En la Ciudad se registra un pico similar al peor momento que había sido en agosto. En las últimas tres semanas los casos en la provincia de Buenos Aires se triplicaron. Los trabajadores de la salud porteños lanzaron una campaña bajo el título de ‘Así, sola, la salud no aguanta más’.

Por Dr. Daniel Cassola

El contagio es muy rápido y la vacunación muy lenta. Hoy no hay ningún dato que permita pensar que por este camino Argentina puede llegar a completar el ciclo de inmunización sin antes vivir momentos de tensión, o aún más, de colapso. La campaña de vacunación no se puede acelerar porque faltan meses para que lleguen las partidas más importantes que el gobierno ya negoció. Y, al parecer, el contagio no se puede detener porque algunos sectores de la población se hartaron de las medidas de prevención y el distanciamiento.

En la Ciudad de Buenos Aires la media móvil diaria de casos, o sea el promedio de los últimos días, se ubica alrededor de 1200 nuevos positivos por día cuando en el pico de agosto, el que es el peor momento por ahora, fue de 1350. El ministro de Salud porteño Fernán Quirós reconoció que es un escenario “prácticamente similar”, aunque en verdad se considera que el actual podría ser peor por el ritmo de la subida. Cuando, en la ciudad, se llegó al pico de agosto se lo hizo luego de un crecimiento ‘amesetado’ durante meses. O sea, los casos subieron pero siempre de a poco. Ahora, como sucedió en el Hemisferio Norte cuando se desataron las segundas olas, la pendiente hacia arriba es mucho más pronunciada.

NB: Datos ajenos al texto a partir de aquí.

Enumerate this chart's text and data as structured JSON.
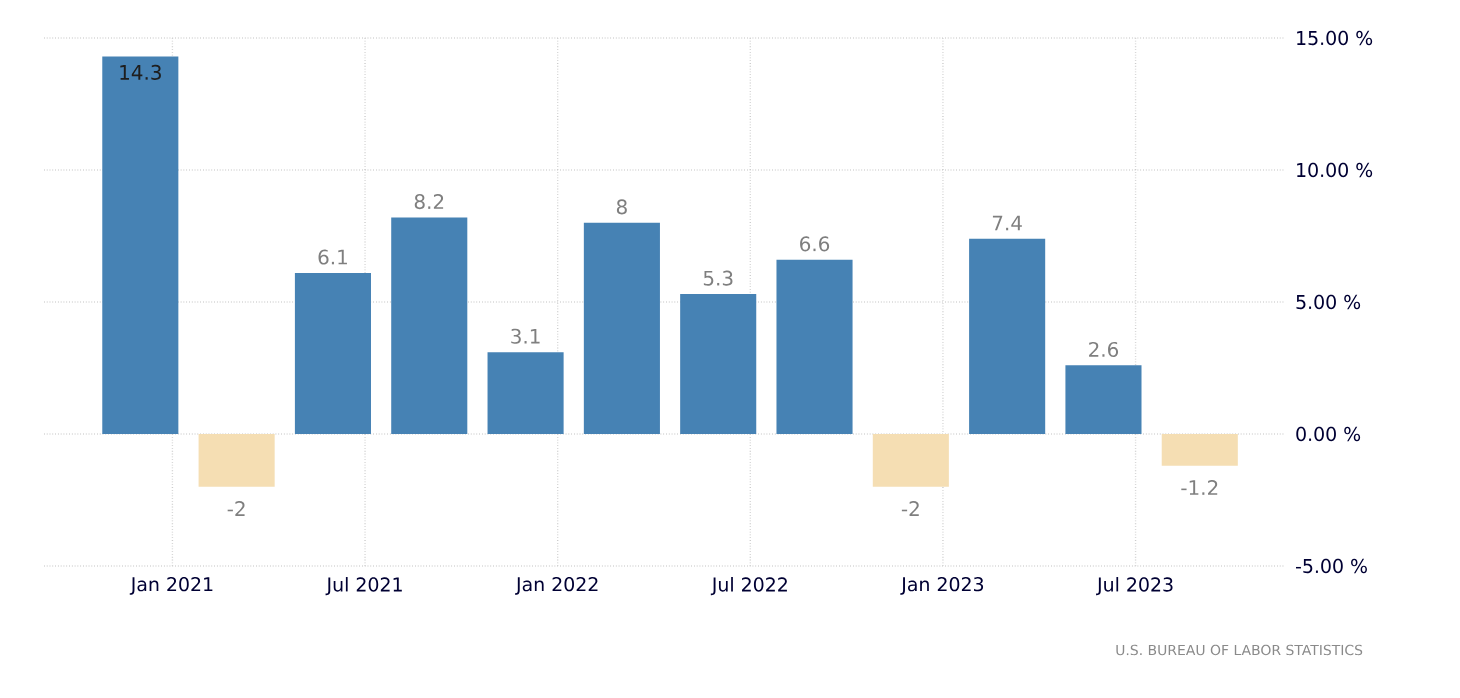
{
  "chart_data": {
    "type": "bar",
    "x": [
      "2020-12",
      "2021-03",
      "2021-06",
      "2021-09",
      "2021-12",
      "2022-03",
      "2022-06",
      "2022-09",
      "2022-12",
      "2023-03",
      "2023-06",
      "2023-09"
    ],
    "values": [
      14.3,
      -2,
      6.1,
      8.2,
      3.1,
      8,
      5.3,
      6.6,
      -2,
      7.4,
      2.6,
      -1.2
    ],
    "colors": [
      "#4682b4",
      "#f5deb3",
      "#4682b4",
      "#4682b4",
      "#4682b4",
      "#4682b4",
      "#4682b4",
      "#4682b4",
      "#f5deb3",
      "#4682b4",
      "#4682b4",
      "#f5deb3"
    ],
    "data_labels": true,
    "xlim": [
      "2020-09",
      "2023-11-20"
    ],
    "xticks": [
      {
        "value": "2021-01",
        "label": "Jan 2021"
      },
      {
        "value": "2021-07",
        "label": "Jul 2021"
      },
      {
        "value": "2022-01",
        "label": "Jan 2022"
      },
      {
        "value": "2022-07",
        "label": "Jul 2022"
      },
      {
        "value": "2023-01",
        "label": "Jan 2023"
      },
      {
        "value": "2023-07",
        "label": "Jul 2023"
      }
    ],
    "ylim": [
      -5,
      15
    ],
    "yticks": [
      {
        "value": -5,
        "label": "-5.00 %"
      },
      {
        "value": 0,
        "label": "0.00 %"
      },
      {
        "value": 5,
        "label": "5.00 %"
      },
      {
        "value": 10,
        "label": "10.00 %"
      },
      {
        "value": 15,
        "label": "15.00 %"
      }
    ],
    "grid": true,
    "annotations": [
      "U.S. BUREAU OF LABOR STATISTICS"
    ]
  }
}
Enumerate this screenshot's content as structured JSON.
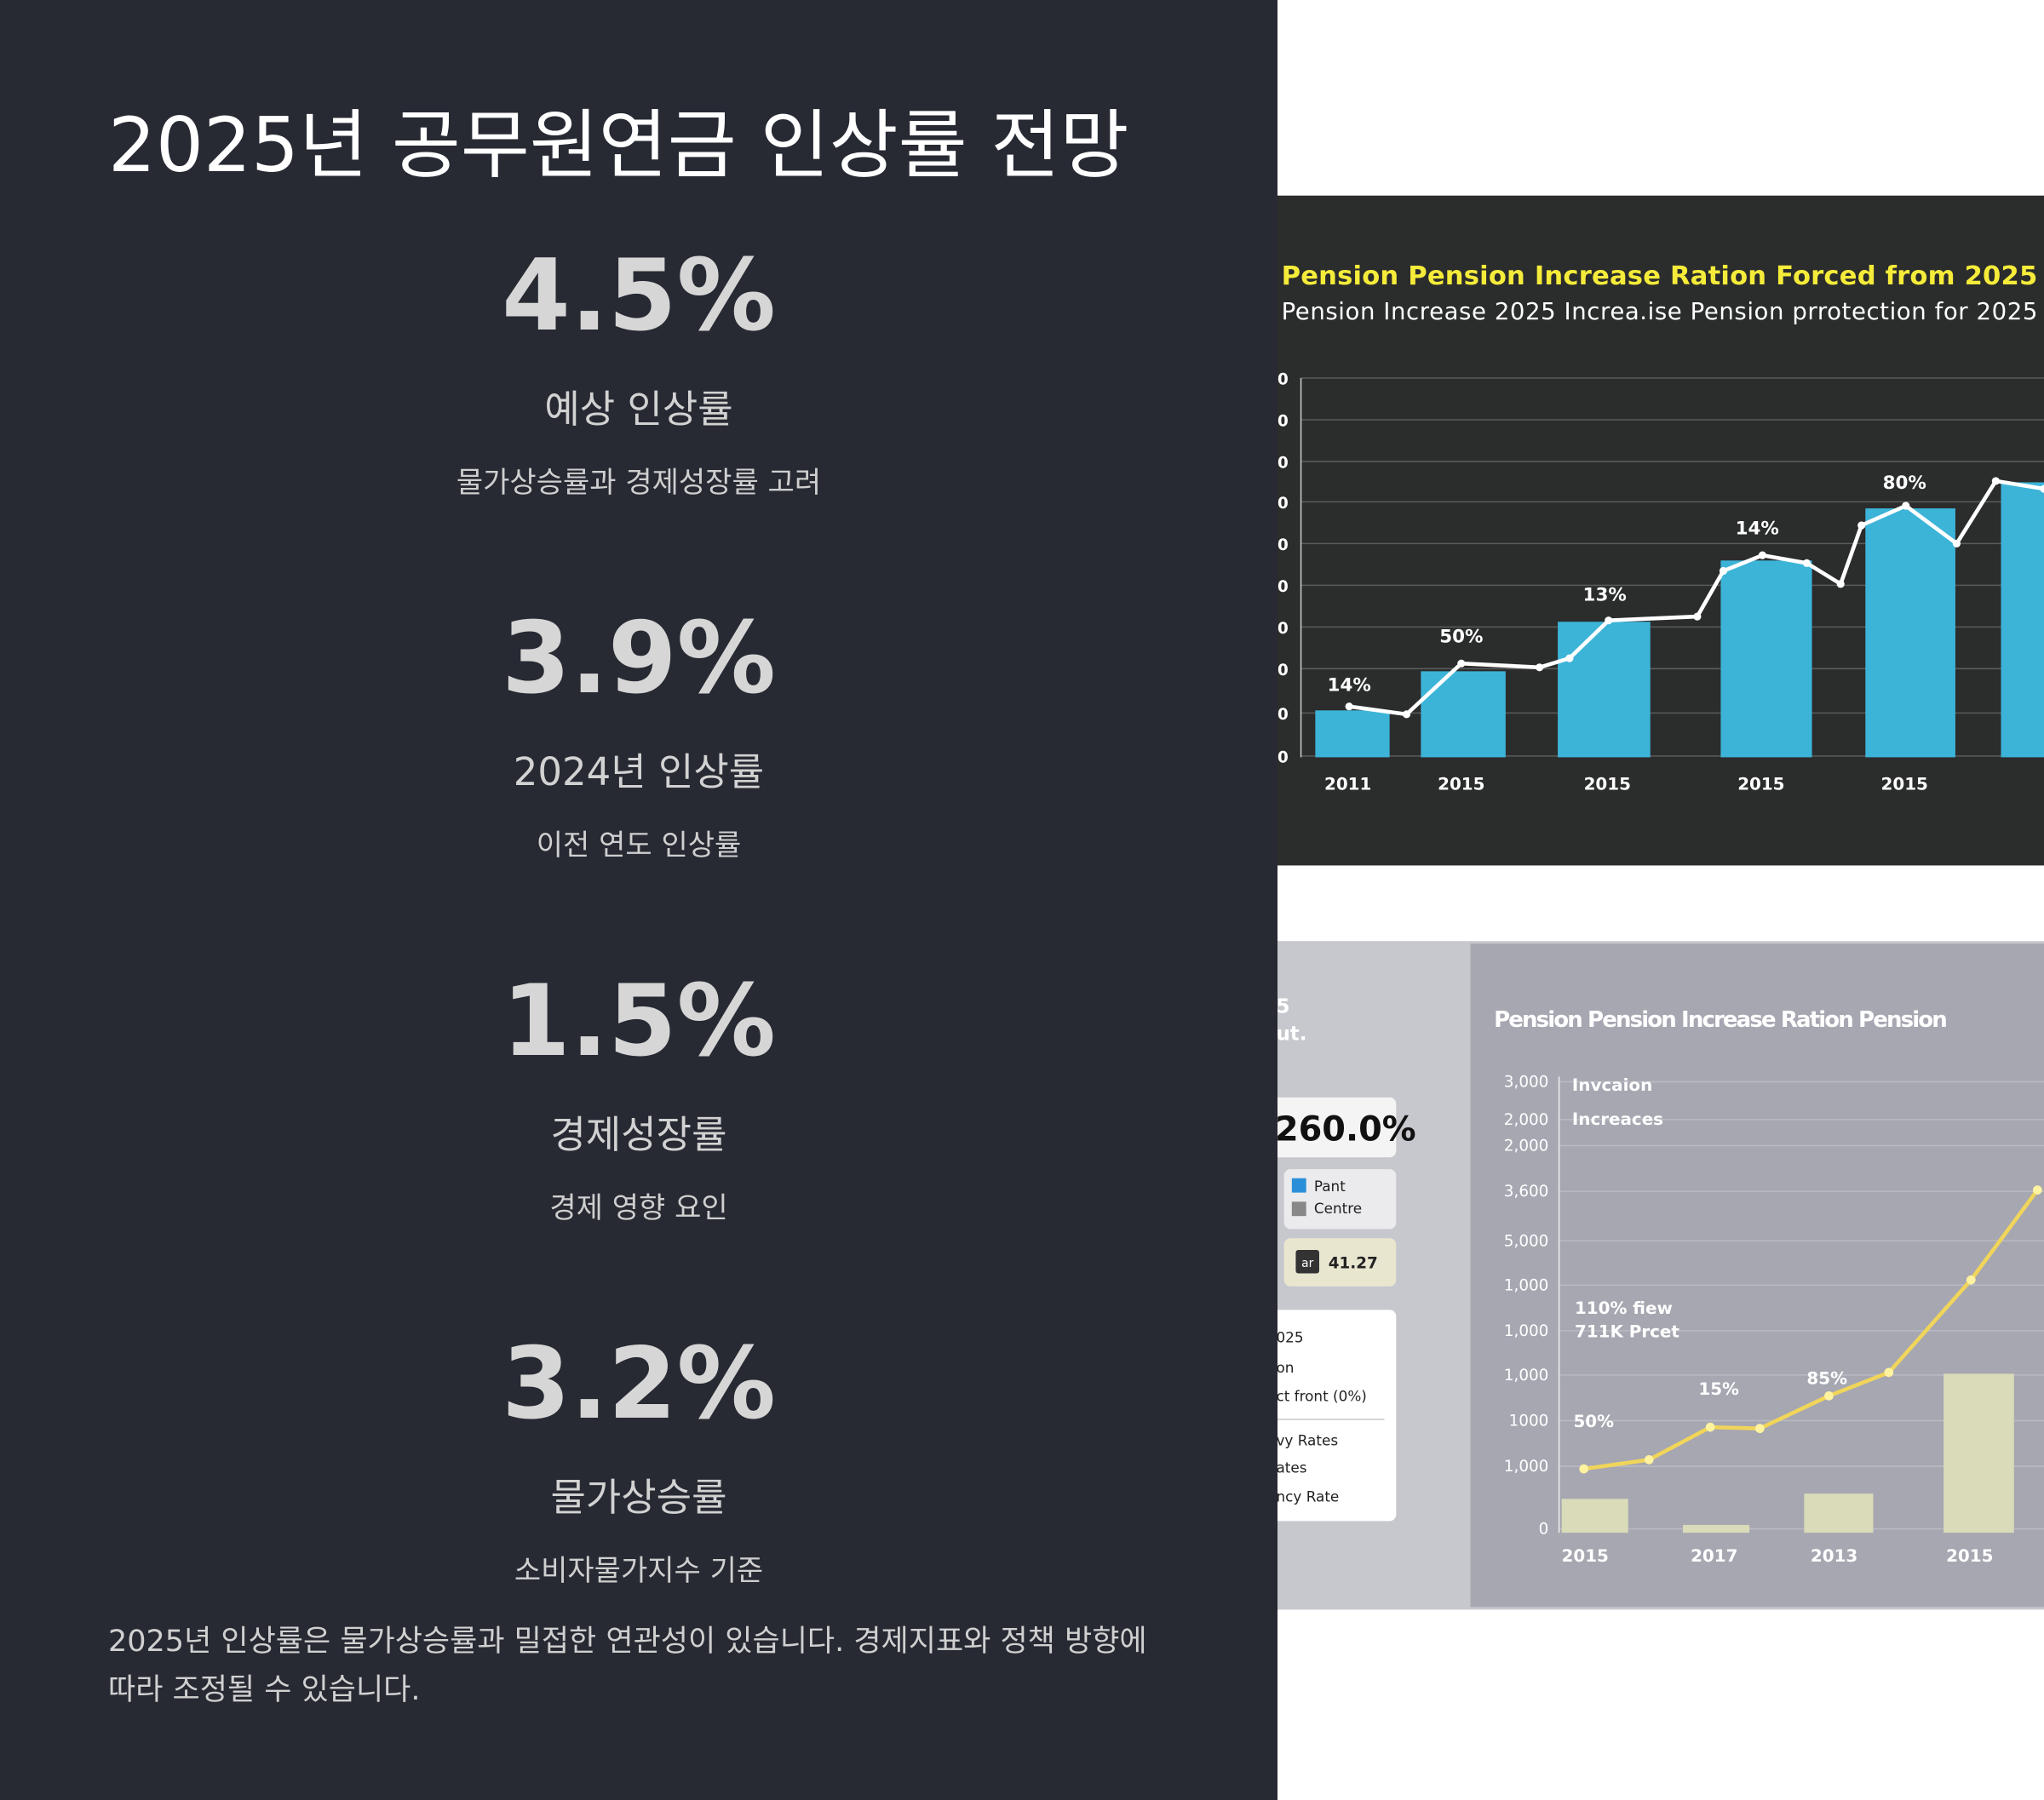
{
  "title": "2025년 공무원연금 인상률 전망",
  "stats": [
    {
      "value": "4.5%",
      "label": "예상 인상률",
      "desc": "물가상승률과 경제성장률 고려"
    },
    {
      "value": "3.9%",
      "label": "2024년 인상률",
      "desc": "이전 연도 인상률"
    },
    {
      "value": "1.5%",
      "label": "경제성장률",
      "desc": "경제 영향 요인"
    },
    {
      "value": "3.2%",
      "label": "물가상승률",
      "desc": "소비자물가지수 기준"
    }
  ],
  "footer": "2025년 인상률은 물가상승률과 밀접한 연관성이 있습니다. 경제지표와 정책 방향에 따라 조정될 수 있습니다.",
  "image": {
    "top_chart": {
      "title": "Pension  Pension Increase Ration Forced from 2025",
      "subtitle": "Pension Increase 2025 Increa.ise Pension prrotection for 2025",
      "axis_labels": [
        "0",
        "0",
        "0",
        "0",
        "0",
        "0",
        "0",
        "0",
        "0",
        "0"
      ],
      "bar_labels": [
        "14%",
        "50%",
        "13%",
        "14%",
        "80%"
      ],
      "x_labels": [
        "2011",
        "2015",
        "2015",
        "2015",
        "2015"
      ]
    },
    "bottom_chart": {
      "side_texts": [
        "5",
        "ut."
      ],
      "big_card": "260.0%",
      "legend": [
        "Pant",
        "Centre"
      ],
      "badge": "ar",
      "badge_value": "41.27",
      "list": [
        "025",
        "on",
        "ct front (0%)",
        "vy Rates",
        "ates",
        "ncy Rate"
      ],
      "title": "Pension Pension Increase Ration Pension",
      "axis_labels": [
        "3,000",
        "2,000",
        "2,000",
        "3,600",
        "5,000",
        "1,000",
        "1,000",
        "1,000",
        "1000",
        "1,000",
        "0"
      ],
      "annotations": [
        "Invcaion",
        "Increaces",
        "110% fiew",
        "711K Prcet",
        "50%",
        "15%",
        "85%"
      ],
      "x_labels": [
        "2015",
        "2017",
        "2013",
        "2015"
      ]
    }
  }
}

A su vez, el director de Hospitales de la provincia de Buenos Aires, Juan Riera, afirmó este miércoles que “en los últimos 15 o 20 días se han triplicado los contagios” de coronavirus en el territorio provincial y resaltó que “hay un rebrote” de la enfermedad. “No tenemos un impacto fuerte en la terapia intensiva, pero sí vemos el impacto en los laboratorios y en las guardias”, informó el funcionario. En cuanto al papel de los trabajadores de salud Riera refirió que “el personal de salud no se relajó en ningún momento porque cuando bajaron los casos de coronavirus, empezaron a repuntar todas las otras enfermedades que habían bajado”. “Las camas de terapia nunca bajaron mucho porque se reemplazaron las camas de Covid-19 por otras patologías. La verdad es que aludimos a la responsabilidad de las personas con todas las medidas de distanciamiento porque tenemos un buen sistema, pero el personal de la salud viene sobre demandado”, agregó.

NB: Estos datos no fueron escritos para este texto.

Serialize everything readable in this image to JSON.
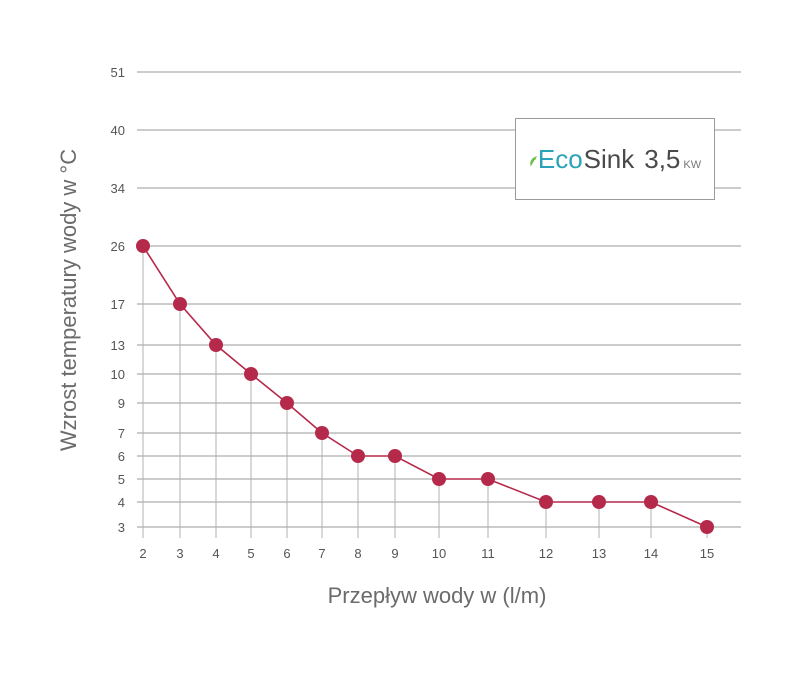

Esa sobre demanda también se siente en la Ciudad, donde los trabajadores de la salud lanzaron una campaña de protesta llamada ‘Así, sola, la salud no aguanta más’. “En las unidades febriles del Hospital Rivadavia atendíamos a 50, 60 personas por día, pero hace más de una semana que tenemos una fila 300 personas que da vuelta la cuadra y el 30 por ciento tiene síntomas”, comentó el delegado de ATE Rodolfo Arrechea. Además el representante gremial comentó que en el Rivadavia “todas las camas de terapia intensiva están ocupadas” y que ya se dispuso nuevamente la apertura de salas exclusivas para pacientes con Covid-19.

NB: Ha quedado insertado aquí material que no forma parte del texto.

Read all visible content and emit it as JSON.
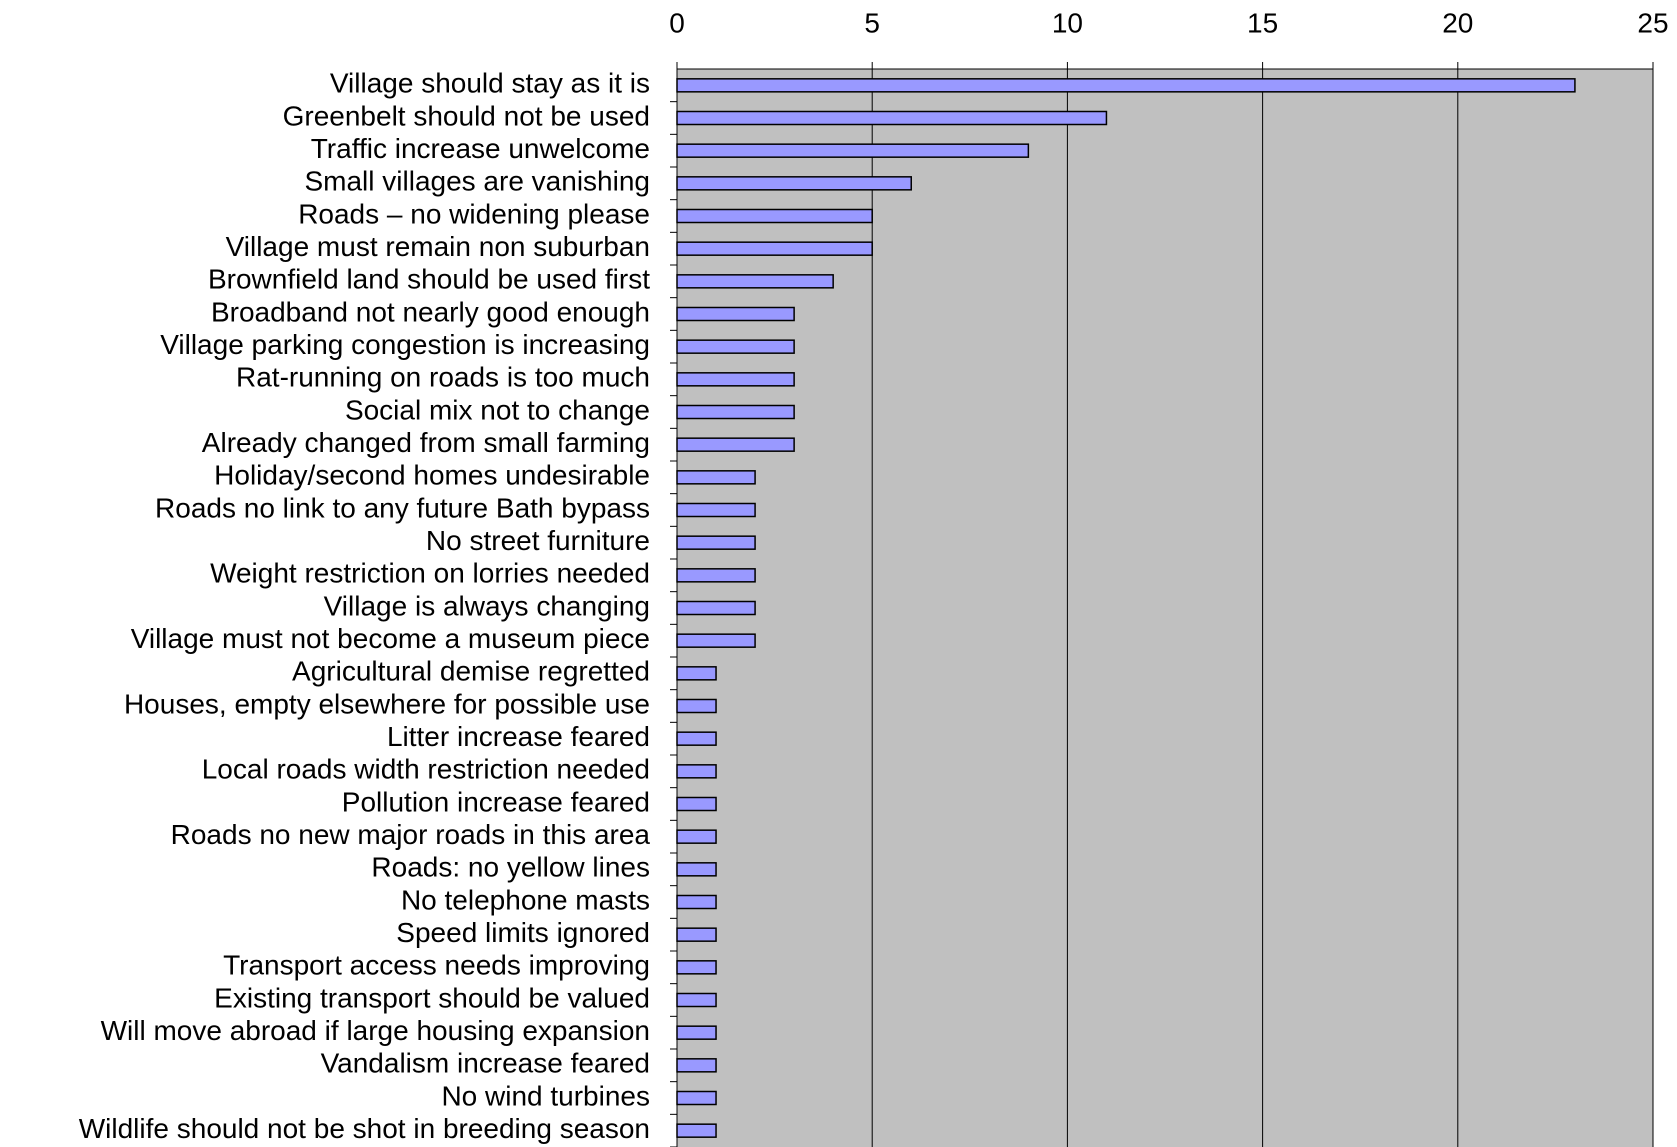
{
  "chart_data": {
    "type": "bar",
    "orientation": "horizontal",
    "categories": [
      "Village should stay as it is",
      "Greenbelt should not be used",
      "Traffic increase unwelcome",
      "Small villages are vanishing",
      "Roads – no widening please",
      "Village must remain non suburban",
      "Brownfield land should be used first",
      "Broadband not nearly good enough",
      "Village parking congestion is increasing",
      "Rat-running on roads is too much",
      "Social mix not to change",
      "Already changed from small farming",
      "Holiday/second homes undesirable",
      "Roads no link to any future Bath bypass",
      "No street furniture",
      "Weight restriction on lorries needed",
      "Village is always changing",
      "Village must not become a museum piece",
      "Agricultural demise regretted",
      "Houses, empty elsewhere for possible use",
      "Litter increase feared",
      "Local roads width restriction needed",
      "Pollution increase feared",
      "Roads no new major roads in this area",
      "Roads: no yellow lines",
      "No telephone masts",
      "Speed limits ignored",
      "Transport access needs improving",
      "Existing transport should be valued",
      "Will move abroad if large housing expansion",
      "Vandalism increase feared",
      "No wind turbines",
      "Wildlife should not be shot in breeding season"
    ],
    "values": [
      23,
      11,
      9,
      6,
      5,
      5,
      4,
      3,
      3,
      3,
      3,
      3,
      2,
      2,
      2,
      2,
      2,
      2,
      1,
      1,
      1,
      1,
      1,
      1,
      1,
      1,
      1,
      1,
      1,
      1,
      1,
      1,
      1
    ],
    "color": "#9999ff",
    "xlim": [
      0,
      25
    ],
    "xticks": [
      0,
      5,
      10,
      15,
      20,
      25
    ],
    "grid": true,
    "plot_background": "#c0c0c0"
  }
}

Por otra parte en algunas provincias como Entre Ríos se vive en la actualidad el peor momento del contagio. El índice allí registrado en los últimos días es un 33 por ciento peor que en el momento más álgido previamente registrado. De la misma manera en distintos municipios de la provincia de Buenos Aires se está viviendo ahora una suerte de primera ola, ya que hasta el momento se habían registrado muy pocos casos y los récords se dan ahora. Con este panorama general es difícil aventurar durante cuánto tiempo más se podrá seguir así.